Ce qui a changé dans cette recette : je recommandais autrefois deux heures de stérilisation en marmite, comme le font encore beaucoup de recettes familiales. Les recommandations sanitaires sont sans ambiguïté : l’eau bouillante plafonne à 100 °C et ne détruit pas les spores responsables du botulisme, quelle que soit la durée. Seule une montée à 116-121 °C sous pression y parvient. L’ANSES cite nommément les conserves de végétaux parmi les préparations les plus concernées. Cet article a été révisé en conséquence.

Pourquoi l’autoclave est obligatoire ici

  • Le petit pois a un pH de 6,2 à 6,8 : c’est l’un des légumes les moins acides du potager, très loin du seuil de 4,6 en dessous duquel la bactérie du botulisme ne peut pas se développer. Il n’offre aucune protection naturelle, contrairement à une tomate ou à un fruit.
  • Les spores résistent à 100 °C : la forme dormante de la bactérie survit à l’eau bouillante pendant des heures. Deux heures de marmite ne valent pas quarante minutes à 116 °C, parce que c’est la température atteinte qui compte, pas la durée.
  • Le bocal réunit les trois conditions : absence d’oxygène, température ambiante, pH neutre. Exactement le milieu dont la bactérie a besoin pour produire sa toxine.
  • Les petits pois sont denses : tassés dans un bocal, ils forment une masse compacte que la chaleur pénètre lentement. C’est ce qui explique un temps de traitement plus long que pour la plupart des autres légumes.

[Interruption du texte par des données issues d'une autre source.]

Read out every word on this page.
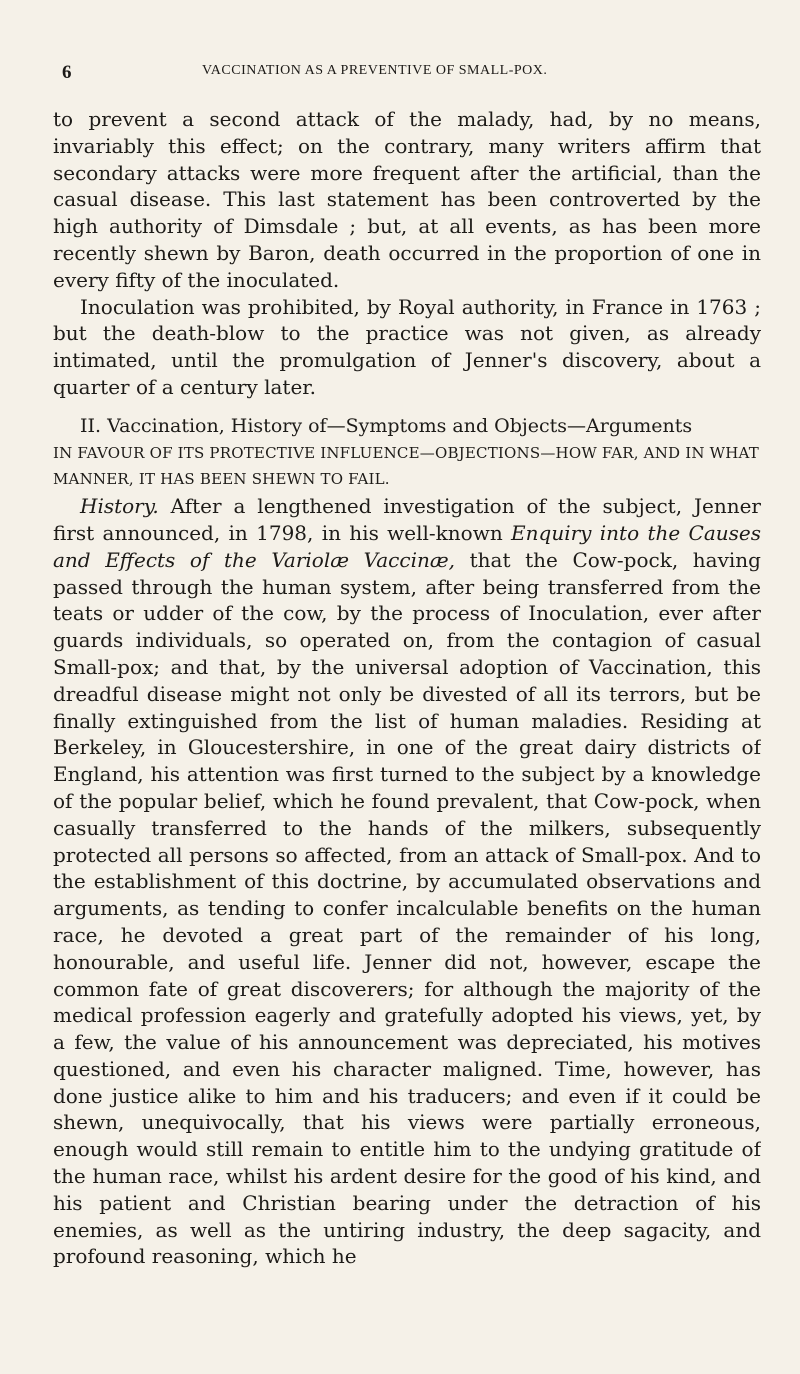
6	VACCINATION AS A PREVENTIVE OF SMALL-POX.

to prevent a second attack of the malady, had, by no means, invariably this effect; on the contrary, many writers affirm that secondary attacks were more frequent after the artificial, than the casual disease. This last statement has been controverted by the high authority of Dimsdale ; but, at all events, as has been more recently shewn by Baron, death occurred in the proportion of one in every fifty of the inoculated.

Inoculation was prohibited, by Royal authority, in France in 1763 ; but the death-blow to the practice was not given, as already intimated, until the promulgation of Jenner's discovery, about a quarter of a century later.

II. Vaccination, History of—Symptoms and Objects—Arguments

IN FAVOUR OF ITS PROTECTIVE INFLUENCE—OBJECTIONS—HOW FAR, AND IN WHAT MANNER, IT HAS BEEN SHEWN TO FAIL.

History. After a lengthened investigation of the subject, Jenner first announced, in 1798, in his well-known Enquiry into the Causes and Effects of the Variolæ Vaccinæ, that the Cow-pock, having passed through the human system, after being transferred from the teats or udder of the cow, by the process of Inoculation, ever after guards individuals, so operated on, from the contagion of casual Small-pox; and that, by the universal adoption of Vaccination, this dreadful disease might not only be divested of all its terrors, but be finally extinguished from the list of human maladies. Residing at Berkeley, in Gloucestershire, in one of the great dairy districts of England, his attention was first turned to the subject by a knowledge of the popular belief, which he found prevalent, that Cow-pock, when casually transferred to the hands of the milkers, subsequently protected all persons so affected, from an attack of Small-pox. And to the establishment of this doctrine, by accumulated observations and arguments, as tending to confer incalculable benefits on the human race, he devoted a great part of the remainder of his long, honourable, and useful life. Jenner did not, however, escape the common fate of great discoverers; for although the majority of the medical profession eagerly and gratefully adopted his views, yet, by a few, the value of his announcement was depreciated, his motives questioned, and even his character maligned. Time, however, has done justice alike to him and his traducers; and even if it could be shewn, unequivocally, that his views were partially erroneous, enough would still remain to entitle him to the undying gratitude of the human race, whilst his ardent desire for the good of his kind, and his patient and Christian bearing under the detraction of his enemies, as well as the untiring industry, the deep sagacity, and profound reasoning, which he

Trois façons sûres de conserver une récolte de petits pois

Si vous n’avez pas d’autoclave, ne renoncez pas : deux autres méthodes donnent d’excellents résultats sans aucun risque. Choisissez selon votre matériel, pas selon l’habitude familiale.

Méthode Principe de sécurité Matériel Durée Texture
Autoclave 116 à 121 °C, détruit les spores Autoclave avec manomètre 12 mois en placard Fondante, type conserve
Congélation Le froid bloque tout développement Congélateur 10 à 12 mois Ferme, proche du frais
Au vinaigre Acidification sous pH 4,6 Grande marmite 12 mois en placard Croquante, acidulée
Marmite eau bouillante Insuffisant : 100 °C maximum À écarter pour ce légume

Un mot sur les proportions, parce que la peur n’aide personne : la France recense une dizaine à une trentaine de cas de botulisme alimentaire par an, toutes causes confondues. Le risque individuel reste faible. Mais la maladie est grave, elle touche presque exclusivement des préparations familiales de légumes peu acides, et elle est entièrement évitable. C’est ce rapport entre faible probabilité et forte gravité qui justifie de faire les choses correctement.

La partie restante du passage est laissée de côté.